His musical training began with guitar lessons at age 8 and quickly progressed at age 12 to university-level studies in composition and conducting with Jack M. Jarrett of Virginia Commonwealth University and piano with Vera Zathureczky Lendvay of the College of William & Mary. Other instruments he would master at a young age and for which he would achieve recognition included violin, viola, flute, drums, timpani, and banjo. He was awarded first place in the original music category of the national Parent-Teacher Association’s Cultural Arts Contest for his solo piano work “Dream of Peace” (Nocturne No. 1), became one of the first Composition Fellows of the Eastern Music Festival, and won the Richmond Symphony Youth Orchestra’s concerto competition with a performance of Robert Schumann’s Piano Concerto in A Minor. He also performed or conducted his original compositions Elegy for Piano and Orchestra, Symphony No. 2 (King Lear), Piano Sonata No. 1, and Three Piano Pieces, all before graduating high school.

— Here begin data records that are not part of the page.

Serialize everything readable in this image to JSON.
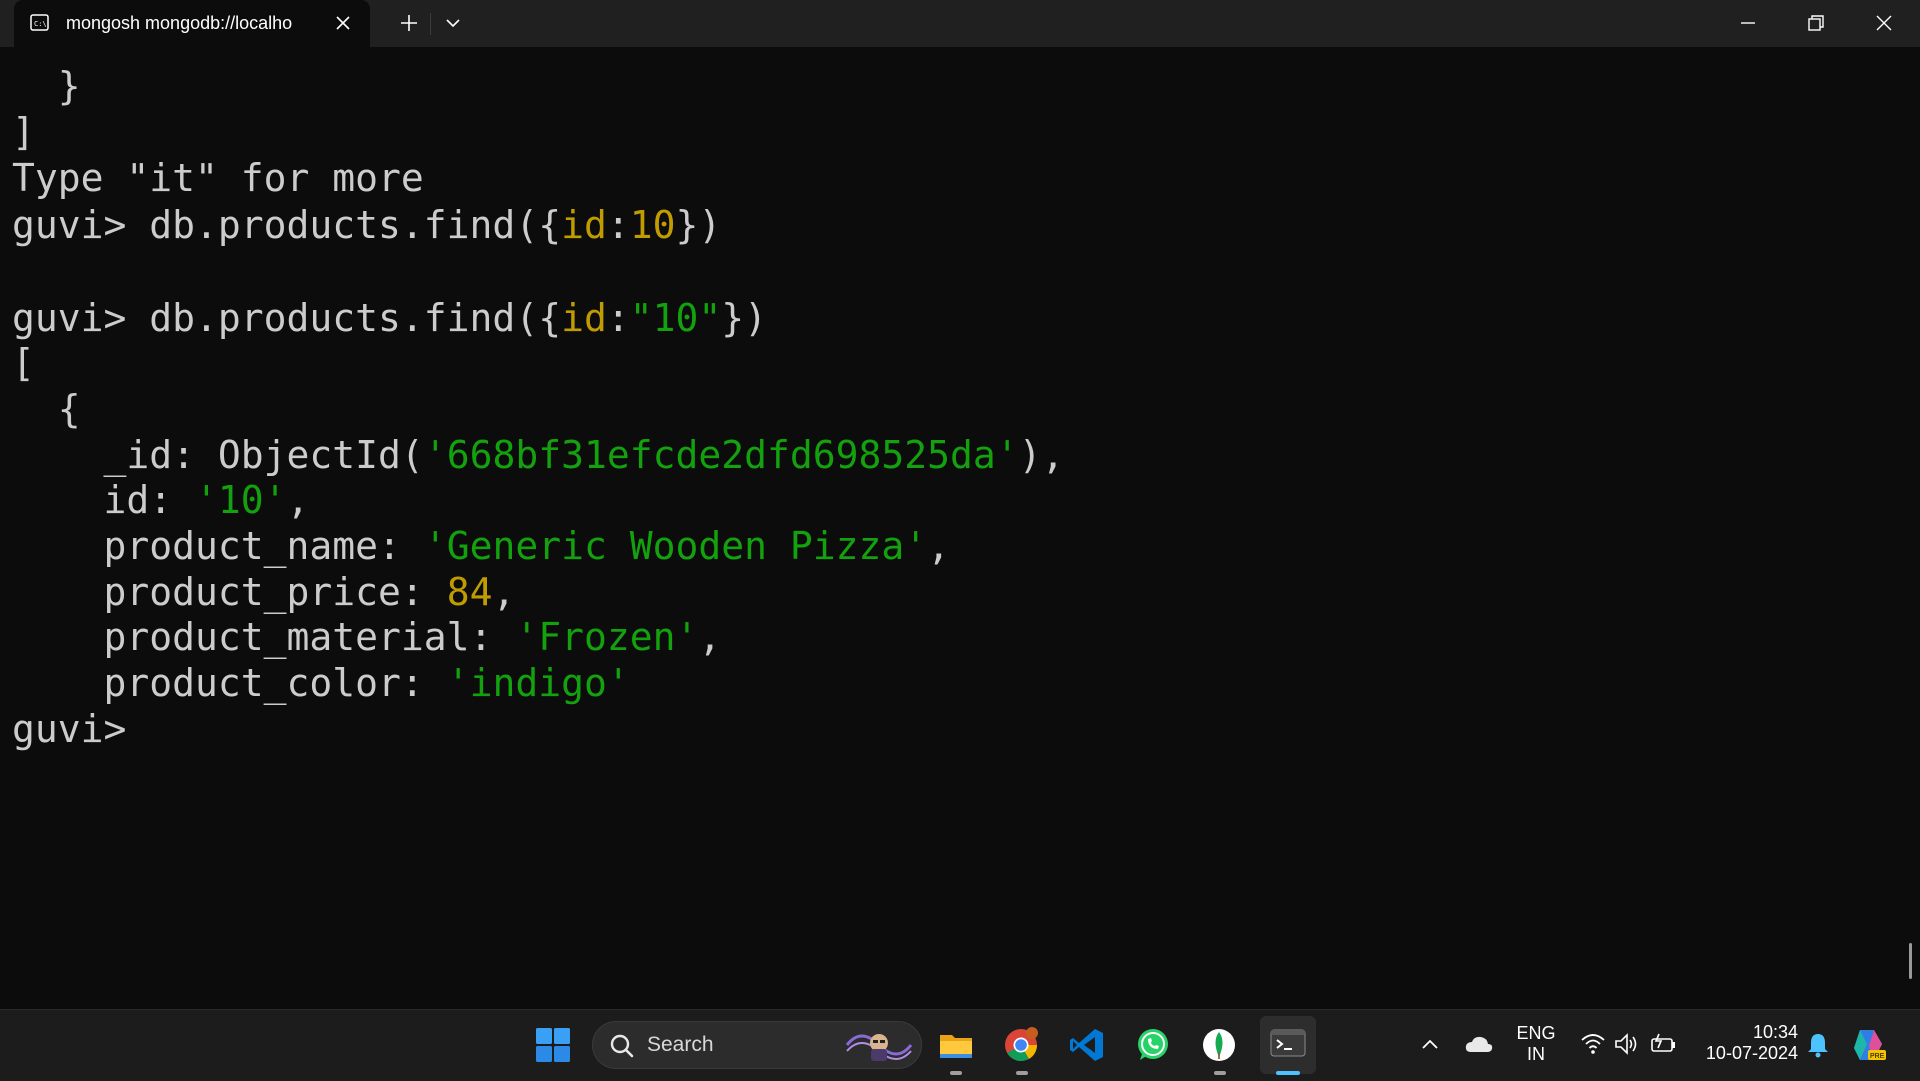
{
  "window": {
    "tab_title": "mongosh mongodb://localho",
    "tab_icon": "terminal-icon",
    "colors": {
      "titlebar": "#202020",
      "terminal_bg": "#0c0c0c",
      "default_text": "#cccccc",
      "key_and_number": "#c19c00",
      "string": "#13a10e"
    }
  },
  "terminal": {
    "lines": [
      [
        {
          "t": "  }",
          "c": "plain"
        }
      ],
      [
        {
          "t": "]",
          "c": "plain"
        }
      ],
      [
        {
          "t": "Type \"it\" for more",
          "c": "plain"
        }
      ],
      [
        {
          "t": "guvi> db.products.find({",
          "c": "plain"
        },
        {
          "t": "id",
          "c": "key"
        },
        {
          "t": ":",
          "c": "plain"
        },
        {
          "t": "10",
          "c": "num"
        },
        {
          "t": "})",
          "c": "plain"
        }
      ],
      [
        {
          "t": "",
          "c": "plain"
        }
      ],
      [
        {
          "t": "guvi> db.products.find({",
          "c": "plain"
        },
        {
          "t": "id",
          "c": "key"
        },
        {
          "t": ":",
          "c": "plain"
        },
        {
          "t": "\"10\"",
          "c": "str"
        },
        {
          "t": "})",
          "c": "plain"
        }
      ],
      [
        {
          "t": "[",
          "c": "plain"
        }
      ],
      [
        {
          "t": "  {",
          "c": "plain"
        }
      ],
      [
        {
          "t": "    _id: ObjectId(",
          "c": "plain"
        },
        {
          "t": "'668bf31efcde2dfd698525da'",
          "c": "str"
        },
        {
          "t": "),",
          "c": "plain"
        }
      ],
      [
        {
          "t": "    id: ",
          "c": "plain"
        },
        {
          "t": "'10'",
          "c": "str"
        },
        {
          "t": ",",
          "c": "plain"
        }
      ],
      [
        {
          "t": "    product_name: ",
          "c": "plain"
        },
        {
          "t": "'Generic Wooden Pizza'",
          "c": "str"
        },
        {
          "t": ",",
          "c": "plain"
        }
      ],
      [
        {
          "t": "    product_price: ",
          "c": "plain"
        },
        {
          "t": "84",
          "c": "num"
        },
        {
          "t": ",",
          "c": "plain"
        }
      ],
      [
        {
          "t": "    product_material: ",
          "c": "plain"
        },
        {
          "t": "'Frozen'",
          "c": "str"
        },
        {
          "t": ",",
          "c": "plain"
        }
      ],
      [
        {
          "t": "    product_color: ",
          "c": "plain"
        },
        {
          "t": "'indigo'",
          "c": "str"
        }
      ],
      [
        {
          "t": "guvi>",
          "c": "plain"
        }
      ]
    ]
  },
  "taskbar": {
    "search_label": "Search",
    "apps": [
      "start-icon",
      "file-explorer-icon",
      "chrome-icon",
      "vscode-icon",
      "whatsapp-icon",
      "mongodb-compass-icon",
      "terminal-icon"
    ],
    "tray": {
      "language_top": "ENG",
      "language_bottom": "IN",
      "time": "10:34",
      "date": "10-07-2024"
    }
  }
}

After relocating to Los Angeles, Daniel’s areas of interest expanded greatly. He became a sought-after studio musician and performer, playing rock, jazz, new wave, and electronic music. He began arranging for and producing other artists, as well as recording his original rock and electronic experimental music. Extensive research work also started at this time, originally from the perspective of a composer seeking deeper understandings of music’s power and potential. As he was meticulously developing a distinctive ambient-electronic musical style evocative of the vibratory qualities of the natural environment, larger questions about the place of music in human life drew his attention. He immersed himself in the music of other cultures and began delving into foreign philosophies and lifestyles. He undertook an exhaustive study of Eastern scriptures—especially those of ancient India and China—and became involved in book publishing, serving variously as typesetter, proofreader, editor, and even publisher for multiple volumes of scriptural commentaries by several revered Indian swamis. He also dedicated some years towards researching the correlations between the various secular and religious philosophies of the West and the East. The trail of multi-cultural investigations inevitably led him back to the fields of ethnomusicology, ancient musical practice, and musical origins.

He then undertook the extraordinary task of writing A Big History of Music, a unique multi-disciplinary approach to the story of music from its most archaic origins to today.